Question

\(250\) \(g\) solution of \(D-glucose\) in water contains 10.8% of carbon by weight. The molality of the solution is nearest to (Given: Atomic Weights are, \(H, 1 u; C, 12 u; O, 16 u\))

• A. 1.03
• B. 2.06
• C. 3.09
• D. 5.40

Answer 1

The Correct Option is B

To find the molality of the D-glucose solution, we need to follow these steps:

1. Understand the composition of the solution: The solution contains 10.8% carbon by weight. The total weight of the solution is given as 250 g.
2. Calculate the amount of carbon in the solution: \( = \frac{10.8}{100} \times 250 = 27 \, \text{g of carbon}\)
3. Determine the amount of D-glucose in the solution:
   • The empirical formula of glucose is \(C_6H_{12}O_6\).
   • Molar mass of D-glucose = \( 6 \times 12 + 12 \times 1 + 6 \times 16 = 180 \, \text{g/mol} \).
   • Moles of carbon in glucose = \(\frac{27}{12} = 2.25 \, \text{moles}\).
   • Since each mole of glucose contains 6 moles of carbon, moles of glucose = \(\frac{2.25}{6} = 0.375 \, \text{moles}\).
   • Mass of D-glucose = 0.375 moles \(\times 180 \, \text{g/mol} = 67.5 \, \text{g}\).
4. Calculate the mass of water in the solution:

   Total mass = 250 g, mass of glucose = 67.5 g

   \(250 \, \text{g} - 67.5 \, \text{g} = 182.5 \, \text{g of water}\)

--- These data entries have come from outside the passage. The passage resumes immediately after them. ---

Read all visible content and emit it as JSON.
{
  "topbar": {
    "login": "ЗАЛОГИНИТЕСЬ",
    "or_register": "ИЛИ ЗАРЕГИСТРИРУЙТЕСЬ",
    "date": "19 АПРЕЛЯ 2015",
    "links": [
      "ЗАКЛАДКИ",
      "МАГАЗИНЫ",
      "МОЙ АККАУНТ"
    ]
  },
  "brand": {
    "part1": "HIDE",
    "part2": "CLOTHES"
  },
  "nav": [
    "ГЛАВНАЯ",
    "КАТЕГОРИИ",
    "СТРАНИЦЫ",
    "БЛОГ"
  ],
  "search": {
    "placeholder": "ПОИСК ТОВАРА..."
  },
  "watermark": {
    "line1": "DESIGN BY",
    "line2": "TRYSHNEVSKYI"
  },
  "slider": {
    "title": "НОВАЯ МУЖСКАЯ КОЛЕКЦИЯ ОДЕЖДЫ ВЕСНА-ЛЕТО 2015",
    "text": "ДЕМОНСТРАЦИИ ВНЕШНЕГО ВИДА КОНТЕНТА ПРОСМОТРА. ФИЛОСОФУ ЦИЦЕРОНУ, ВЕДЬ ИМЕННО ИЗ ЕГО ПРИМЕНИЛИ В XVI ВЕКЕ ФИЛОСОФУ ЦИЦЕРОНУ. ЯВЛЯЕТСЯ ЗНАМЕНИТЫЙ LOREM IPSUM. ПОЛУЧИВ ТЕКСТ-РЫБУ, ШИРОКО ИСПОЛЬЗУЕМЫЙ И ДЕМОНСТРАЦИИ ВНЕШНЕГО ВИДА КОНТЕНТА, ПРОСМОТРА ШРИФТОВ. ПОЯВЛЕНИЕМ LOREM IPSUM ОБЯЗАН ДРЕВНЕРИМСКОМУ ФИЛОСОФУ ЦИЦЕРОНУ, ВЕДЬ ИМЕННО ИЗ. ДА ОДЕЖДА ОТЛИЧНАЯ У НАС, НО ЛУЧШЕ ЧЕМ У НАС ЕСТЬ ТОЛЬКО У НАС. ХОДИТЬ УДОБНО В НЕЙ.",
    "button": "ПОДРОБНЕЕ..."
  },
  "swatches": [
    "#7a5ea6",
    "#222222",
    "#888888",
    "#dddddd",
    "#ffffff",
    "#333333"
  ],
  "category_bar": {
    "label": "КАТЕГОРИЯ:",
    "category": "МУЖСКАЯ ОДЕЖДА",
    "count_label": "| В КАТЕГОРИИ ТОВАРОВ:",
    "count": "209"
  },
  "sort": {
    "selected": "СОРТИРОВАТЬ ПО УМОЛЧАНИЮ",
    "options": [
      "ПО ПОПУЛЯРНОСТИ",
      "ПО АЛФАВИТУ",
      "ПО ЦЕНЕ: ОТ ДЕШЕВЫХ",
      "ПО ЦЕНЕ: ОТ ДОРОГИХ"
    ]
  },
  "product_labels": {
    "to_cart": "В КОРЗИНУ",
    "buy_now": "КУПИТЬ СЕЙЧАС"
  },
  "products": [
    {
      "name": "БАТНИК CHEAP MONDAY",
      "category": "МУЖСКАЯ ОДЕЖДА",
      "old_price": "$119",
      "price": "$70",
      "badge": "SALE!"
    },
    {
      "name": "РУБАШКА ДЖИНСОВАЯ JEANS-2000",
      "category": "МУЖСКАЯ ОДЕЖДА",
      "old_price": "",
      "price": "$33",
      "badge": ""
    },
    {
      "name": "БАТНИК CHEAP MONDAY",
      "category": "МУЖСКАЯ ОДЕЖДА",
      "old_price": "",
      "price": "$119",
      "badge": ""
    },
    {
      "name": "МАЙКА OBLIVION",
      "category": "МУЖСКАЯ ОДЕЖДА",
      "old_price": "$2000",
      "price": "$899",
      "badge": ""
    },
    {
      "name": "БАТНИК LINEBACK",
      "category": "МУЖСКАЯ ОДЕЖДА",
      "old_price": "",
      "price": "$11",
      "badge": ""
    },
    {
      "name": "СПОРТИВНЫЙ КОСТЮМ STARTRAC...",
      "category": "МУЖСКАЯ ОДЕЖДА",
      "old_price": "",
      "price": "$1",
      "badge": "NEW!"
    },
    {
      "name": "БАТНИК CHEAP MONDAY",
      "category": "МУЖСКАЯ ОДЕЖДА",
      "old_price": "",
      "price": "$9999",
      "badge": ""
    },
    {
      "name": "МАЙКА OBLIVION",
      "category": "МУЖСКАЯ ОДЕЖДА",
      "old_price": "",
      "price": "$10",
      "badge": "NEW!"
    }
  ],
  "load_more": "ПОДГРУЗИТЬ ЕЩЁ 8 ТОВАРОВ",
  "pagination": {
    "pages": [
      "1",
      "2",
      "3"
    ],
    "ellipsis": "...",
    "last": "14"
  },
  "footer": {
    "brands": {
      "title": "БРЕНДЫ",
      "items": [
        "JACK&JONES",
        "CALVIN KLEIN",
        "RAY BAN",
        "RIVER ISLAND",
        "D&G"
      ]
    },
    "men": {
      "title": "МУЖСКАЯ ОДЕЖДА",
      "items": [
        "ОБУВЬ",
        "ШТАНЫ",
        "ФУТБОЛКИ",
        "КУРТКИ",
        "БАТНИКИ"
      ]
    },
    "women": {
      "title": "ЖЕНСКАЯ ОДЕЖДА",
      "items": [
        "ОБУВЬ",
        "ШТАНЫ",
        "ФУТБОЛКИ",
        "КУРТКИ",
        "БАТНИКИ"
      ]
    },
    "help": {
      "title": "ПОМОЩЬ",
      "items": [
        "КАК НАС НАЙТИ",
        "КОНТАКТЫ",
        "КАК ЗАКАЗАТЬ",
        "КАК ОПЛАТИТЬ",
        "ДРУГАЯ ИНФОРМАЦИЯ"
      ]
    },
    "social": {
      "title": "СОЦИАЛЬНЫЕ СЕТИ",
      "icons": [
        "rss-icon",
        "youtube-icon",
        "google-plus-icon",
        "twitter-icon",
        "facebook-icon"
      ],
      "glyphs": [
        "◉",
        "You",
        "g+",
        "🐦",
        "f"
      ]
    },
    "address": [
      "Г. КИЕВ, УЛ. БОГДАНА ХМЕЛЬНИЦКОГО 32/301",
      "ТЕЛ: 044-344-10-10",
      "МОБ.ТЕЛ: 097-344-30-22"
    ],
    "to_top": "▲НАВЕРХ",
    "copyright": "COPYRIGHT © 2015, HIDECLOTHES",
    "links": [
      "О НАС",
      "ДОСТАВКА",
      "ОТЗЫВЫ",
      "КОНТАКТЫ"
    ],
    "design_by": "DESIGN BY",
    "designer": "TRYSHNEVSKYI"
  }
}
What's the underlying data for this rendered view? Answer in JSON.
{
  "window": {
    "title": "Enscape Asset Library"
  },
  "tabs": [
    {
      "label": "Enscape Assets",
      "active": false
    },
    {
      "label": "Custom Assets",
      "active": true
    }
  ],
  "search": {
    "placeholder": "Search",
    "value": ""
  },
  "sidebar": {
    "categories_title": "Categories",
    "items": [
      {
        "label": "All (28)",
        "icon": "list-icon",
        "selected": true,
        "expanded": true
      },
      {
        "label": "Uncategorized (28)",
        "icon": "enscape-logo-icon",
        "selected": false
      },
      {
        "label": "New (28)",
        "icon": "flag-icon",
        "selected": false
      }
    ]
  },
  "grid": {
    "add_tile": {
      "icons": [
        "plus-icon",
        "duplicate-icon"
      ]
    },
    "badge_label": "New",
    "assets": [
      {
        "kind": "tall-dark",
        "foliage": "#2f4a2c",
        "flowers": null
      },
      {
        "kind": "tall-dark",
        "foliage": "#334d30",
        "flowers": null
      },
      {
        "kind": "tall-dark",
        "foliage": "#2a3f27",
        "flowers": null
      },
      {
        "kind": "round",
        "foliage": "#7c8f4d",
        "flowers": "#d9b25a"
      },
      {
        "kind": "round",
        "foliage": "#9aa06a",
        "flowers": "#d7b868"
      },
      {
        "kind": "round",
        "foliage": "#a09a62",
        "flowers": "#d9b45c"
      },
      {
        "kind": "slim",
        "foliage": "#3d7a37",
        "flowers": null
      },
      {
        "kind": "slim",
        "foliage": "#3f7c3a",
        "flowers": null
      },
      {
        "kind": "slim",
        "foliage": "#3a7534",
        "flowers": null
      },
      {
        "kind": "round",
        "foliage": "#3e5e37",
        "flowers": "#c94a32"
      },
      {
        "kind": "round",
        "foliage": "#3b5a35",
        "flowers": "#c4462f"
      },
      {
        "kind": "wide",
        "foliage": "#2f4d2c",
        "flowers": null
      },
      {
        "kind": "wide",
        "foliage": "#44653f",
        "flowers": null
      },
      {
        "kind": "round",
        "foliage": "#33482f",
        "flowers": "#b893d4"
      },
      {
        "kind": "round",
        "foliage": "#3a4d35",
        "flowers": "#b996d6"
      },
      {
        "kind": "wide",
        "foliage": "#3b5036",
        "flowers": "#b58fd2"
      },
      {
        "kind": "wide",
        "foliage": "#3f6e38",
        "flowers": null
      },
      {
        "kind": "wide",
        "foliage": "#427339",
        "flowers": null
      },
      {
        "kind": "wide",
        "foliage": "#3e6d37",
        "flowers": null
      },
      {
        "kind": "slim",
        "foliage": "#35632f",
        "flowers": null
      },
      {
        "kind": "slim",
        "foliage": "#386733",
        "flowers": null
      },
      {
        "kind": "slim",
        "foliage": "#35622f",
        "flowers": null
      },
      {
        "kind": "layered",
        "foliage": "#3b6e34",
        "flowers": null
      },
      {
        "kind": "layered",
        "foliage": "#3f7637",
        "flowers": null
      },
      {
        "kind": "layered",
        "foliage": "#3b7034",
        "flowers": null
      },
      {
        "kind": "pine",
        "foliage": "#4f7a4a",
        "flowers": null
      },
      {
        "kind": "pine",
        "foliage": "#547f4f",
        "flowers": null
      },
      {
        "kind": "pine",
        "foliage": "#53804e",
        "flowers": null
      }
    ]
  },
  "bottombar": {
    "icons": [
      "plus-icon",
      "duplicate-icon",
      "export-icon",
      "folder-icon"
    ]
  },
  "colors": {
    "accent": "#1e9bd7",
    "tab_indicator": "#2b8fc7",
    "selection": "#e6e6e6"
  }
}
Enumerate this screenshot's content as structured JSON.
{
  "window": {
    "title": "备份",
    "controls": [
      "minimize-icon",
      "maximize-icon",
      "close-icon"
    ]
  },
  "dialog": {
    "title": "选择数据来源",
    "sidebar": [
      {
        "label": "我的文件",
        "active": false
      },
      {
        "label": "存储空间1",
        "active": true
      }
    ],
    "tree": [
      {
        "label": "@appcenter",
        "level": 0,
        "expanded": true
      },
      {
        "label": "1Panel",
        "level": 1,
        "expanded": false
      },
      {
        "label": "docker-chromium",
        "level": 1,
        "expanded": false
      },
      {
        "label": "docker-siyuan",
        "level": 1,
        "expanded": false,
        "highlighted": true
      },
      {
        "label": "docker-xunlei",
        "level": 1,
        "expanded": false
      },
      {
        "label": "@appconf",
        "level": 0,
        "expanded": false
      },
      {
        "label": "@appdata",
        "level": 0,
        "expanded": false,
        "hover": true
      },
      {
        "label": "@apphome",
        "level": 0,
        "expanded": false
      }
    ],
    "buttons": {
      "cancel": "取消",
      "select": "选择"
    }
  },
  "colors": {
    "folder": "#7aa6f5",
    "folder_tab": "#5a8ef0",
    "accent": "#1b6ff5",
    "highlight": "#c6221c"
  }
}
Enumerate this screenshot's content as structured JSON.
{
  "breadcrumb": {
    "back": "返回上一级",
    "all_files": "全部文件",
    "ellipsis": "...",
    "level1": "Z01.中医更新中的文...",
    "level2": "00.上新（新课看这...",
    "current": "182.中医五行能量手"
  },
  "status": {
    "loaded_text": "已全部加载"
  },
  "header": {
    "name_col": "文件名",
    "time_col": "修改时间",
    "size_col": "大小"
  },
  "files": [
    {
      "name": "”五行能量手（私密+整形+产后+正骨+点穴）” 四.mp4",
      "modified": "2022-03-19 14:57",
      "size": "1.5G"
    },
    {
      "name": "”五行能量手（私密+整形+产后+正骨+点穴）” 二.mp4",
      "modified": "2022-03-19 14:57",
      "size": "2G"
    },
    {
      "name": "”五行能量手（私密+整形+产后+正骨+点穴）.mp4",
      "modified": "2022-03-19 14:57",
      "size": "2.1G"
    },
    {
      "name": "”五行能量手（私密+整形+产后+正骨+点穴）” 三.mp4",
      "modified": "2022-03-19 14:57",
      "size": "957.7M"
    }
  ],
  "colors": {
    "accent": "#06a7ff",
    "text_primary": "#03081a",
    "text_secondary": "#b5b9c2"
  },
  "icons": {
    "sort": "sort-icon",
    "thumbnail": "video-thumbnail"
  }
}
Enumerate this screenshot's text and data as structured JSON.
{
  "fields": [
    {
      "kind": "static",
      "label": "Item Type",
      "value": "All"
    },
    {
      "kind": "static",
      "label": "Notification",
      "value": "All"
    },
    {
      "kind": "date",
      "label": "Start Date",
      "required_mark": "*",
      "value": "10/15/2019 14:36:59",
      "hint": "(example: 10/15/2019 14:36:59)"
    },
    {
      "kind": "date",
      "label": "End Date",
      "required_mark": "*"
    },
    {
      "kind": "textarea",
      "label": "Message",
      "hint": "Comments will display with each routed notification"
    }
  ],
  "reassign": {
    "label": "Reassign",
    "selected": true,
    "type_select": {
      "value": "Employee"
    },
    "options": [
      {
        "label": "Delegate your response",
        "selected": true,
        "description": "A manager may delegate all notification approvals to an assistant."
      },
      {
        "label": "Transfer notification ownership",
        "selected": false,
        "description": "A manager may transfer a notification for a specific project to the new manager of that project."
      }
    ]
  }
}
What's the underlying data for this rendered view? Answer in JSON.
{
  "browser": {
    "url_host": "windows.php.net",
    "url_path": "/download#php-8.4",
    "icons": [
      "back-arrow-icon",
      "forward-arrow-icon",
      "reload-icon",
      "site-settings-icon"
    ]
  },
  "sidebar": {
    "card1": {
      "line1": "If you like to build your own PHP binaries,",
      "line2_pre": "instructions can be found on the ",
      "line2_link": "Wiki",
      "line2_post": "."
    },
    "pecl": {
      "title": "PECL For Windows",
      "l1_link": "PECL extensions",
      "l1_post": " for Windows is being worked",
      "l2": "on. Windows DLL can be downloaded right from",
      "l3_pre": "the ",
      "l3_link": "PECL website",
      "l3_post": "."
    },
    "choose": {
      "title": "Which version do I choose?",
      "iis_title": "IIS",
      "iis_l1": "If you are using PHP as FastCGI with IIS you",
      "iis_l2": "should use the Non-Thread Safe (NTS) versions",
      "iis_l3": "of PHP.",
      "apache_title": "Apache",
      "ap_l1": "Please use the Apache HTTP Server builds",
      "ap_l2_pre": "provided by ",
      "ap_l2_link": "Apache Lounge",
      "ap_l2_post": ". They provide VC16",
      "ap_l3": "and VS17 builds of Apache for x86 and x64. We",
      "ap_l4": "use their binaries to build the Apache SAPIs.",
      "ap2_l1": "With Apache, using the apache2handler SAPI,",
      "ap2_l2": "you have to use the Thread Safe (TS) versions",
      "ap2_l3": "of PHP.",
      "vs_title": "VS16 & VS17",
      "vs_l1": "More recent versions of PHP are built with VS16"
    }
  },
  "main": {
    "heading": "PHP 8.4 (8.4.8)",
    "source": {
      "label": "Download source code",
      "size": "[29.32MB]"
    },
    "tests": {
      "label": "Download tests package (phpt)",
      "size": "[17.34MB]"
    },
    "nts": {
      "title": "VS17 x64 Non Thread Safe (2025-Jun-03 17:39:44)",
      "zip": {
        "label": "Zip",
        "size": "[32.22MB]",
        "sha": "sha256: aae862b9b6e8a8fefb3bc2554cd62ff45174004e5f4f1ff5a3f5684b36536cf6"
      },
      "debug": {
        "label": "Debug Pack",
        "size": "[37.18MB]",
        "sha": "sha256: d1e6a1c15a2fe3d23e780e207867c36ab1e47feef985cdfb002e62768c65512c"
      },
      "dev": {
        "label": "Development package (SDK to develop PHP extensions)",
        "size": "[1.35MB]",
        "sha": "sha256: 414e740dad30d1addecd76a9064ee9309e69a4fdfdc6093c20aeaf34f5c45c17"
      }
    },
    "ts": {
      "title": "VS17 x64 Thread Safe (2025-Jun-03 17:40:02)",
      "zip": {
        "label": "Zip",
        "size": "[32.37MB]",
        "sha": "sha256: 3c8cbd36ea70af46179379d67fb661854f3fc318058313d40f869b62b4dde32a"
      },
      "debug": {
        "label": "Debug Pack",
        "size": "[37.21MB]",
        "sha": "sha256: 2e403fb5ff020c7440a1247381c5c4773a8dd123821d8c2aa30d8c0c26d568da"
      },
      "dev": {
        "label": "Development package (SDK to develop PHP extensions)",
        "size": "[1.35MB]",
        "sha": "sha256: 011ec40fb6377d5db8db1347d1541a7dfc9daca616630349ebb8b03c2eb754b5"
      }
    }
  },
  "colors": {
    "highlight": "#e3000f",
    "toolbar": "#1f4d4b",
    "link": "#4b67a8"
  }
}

   Convert the mass of water to kilograms: \( 182.5 \text{ g} = 0.1825 \text{ kg}\)

5. Determine the molality of the solution:

   Molality is defined as moles of solute per kilogram of solvent.

   \(\text{Molality} = \frac{0.375 \, \text{moles of glucose}}{0.1825 \, \text{kg of water}} \approx 2.06 \, \text{mol/kg}\)

The molality of the solution is therefore nearest to 2.06, which is the correct answer.